The answer is a bit more complex than you might think, but it comes down to a balance in economics between the U.S. government and the airlines not wanting to inordinately delay inbound flights, versus the very legitimate security interests of a nation at war.

The problem is that the no-fly list -- a database of names compiled in the United States -- isn't checked against the final passenger manifest of an inbound flight until the doors of the aircraft have been closed and the list is, indeed, final.

That doesn't mean the no-fly list is a mystery before the flight departs. In fact, the international airlines authorized to fly into the United States constantly cooperate with the TSA in using that list to keep from selling tickets to or making reservations for people who may be listed.

For the airline, this is no casual process, because the penalty for failure is the huge cost of having a flight diverted to Bangor, Maine, an expense measured in lost time, lost fuel, missed connections at the destination, and an airliner not available for its next flight assignment, as well as flight crews whose crew duty time may be exceeded and who, therefore, may have to be replaced on the next flight.

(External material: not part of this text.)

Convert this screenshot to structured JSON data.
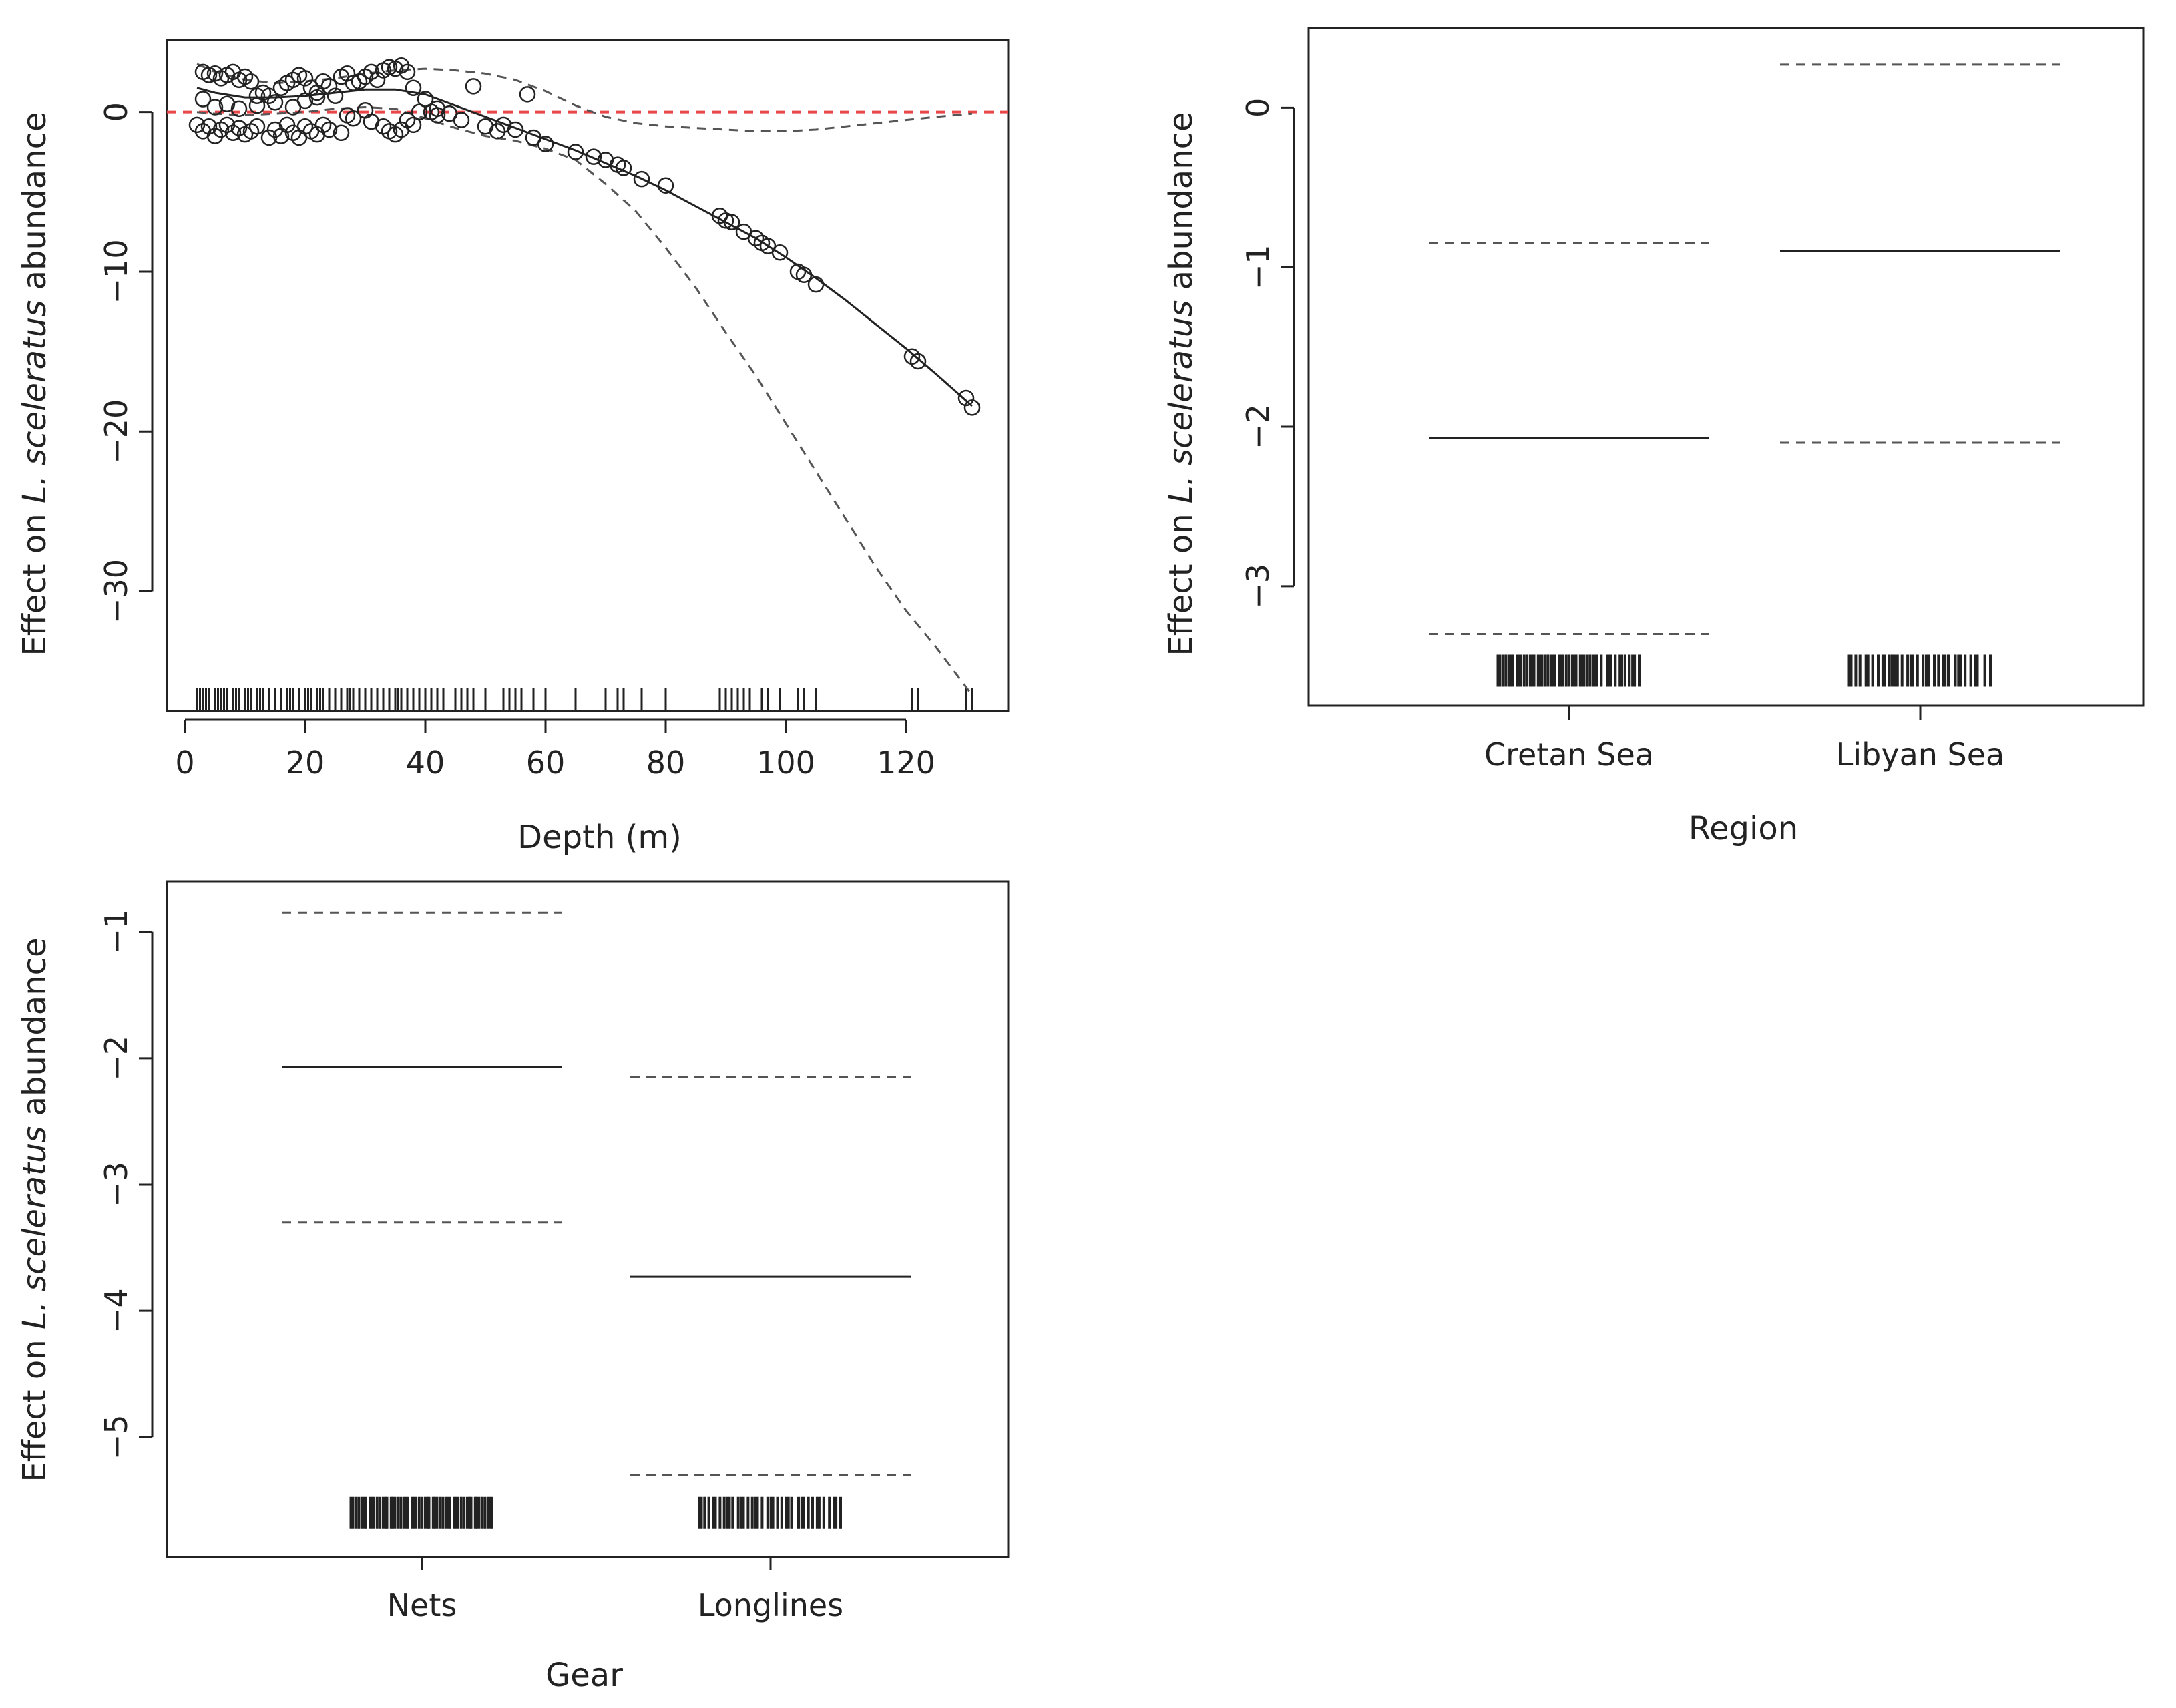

The remedy of forcing all loaded, outbound airliners to hold in position at the departure airport with the doors closed while TSA makes its final passenger list comparison has been deemed far too costly, and the airline community has elected to accept the costs of an occasional diversion rather than slow down the flight schedules.

That's why occasionally the screening methods fail and the TSA's final check -- as it did this week -- turns up a name and a birthdate that look suspiciously close to someone on the no-fly list. When that happens, the call on whether or not to order the inbound aircraft diverted to Bangor is made by officials of the Department of Homeland Security -- which now includes the U.S. Citizenship and Immigration Services (formerly known as the Immigration and Naturalization Service).

But Why Bangor?

But why Bangor, Maine, up in the northern woods?

Take a look at a globe with a piece of string in hand. Put one end of the string on Chicago or Los Angeles and the other on Paris (for instance), and stretch it tight. Then look at the path the string creates. If you plotted that same course on a flat paper map, it would appear to be a giant arc instead of a straight line, and that's because what you're looking at is called a "great circle" route -- the shortest distance between two points on a curved surface.

You can also see that the string enters the United States fairly close to Maine, and thus the first and best airport (because of its remoteness for anyone wanting to harm a major American city) to use for a security diversion is Bangor.

And Bangor International Airport is not only geographically well-suited to such diversions, it's been the diversion point of choice for decades for everything from medical emergencies to passenger rage incidents. Bangor has FBI agents living nearby, customs and immigrations offices well-staffed and at the ready 24/7, and airport management has learned to make a cottage industry of getting diverted airliners back in the air quickly. So that part of the "system" works well.

What we've got to improve is the quality of the computer screening of the passenger list before an airliner leaves its gate at a foreign field.

John J. Nance, ABC News' aviation analyst, is a veteran 13,000-flight-hour airline captain, a former U.S. Air Force pilot and a lieutenant colonel in the Air Force Reserves. He is also a New York Times best-selling author of 17 books, a licensed attorney, a professional speaker, and a founding board member of the National Patient Safety Foundation. A native Texan, he now lives in Tacoma, Wash.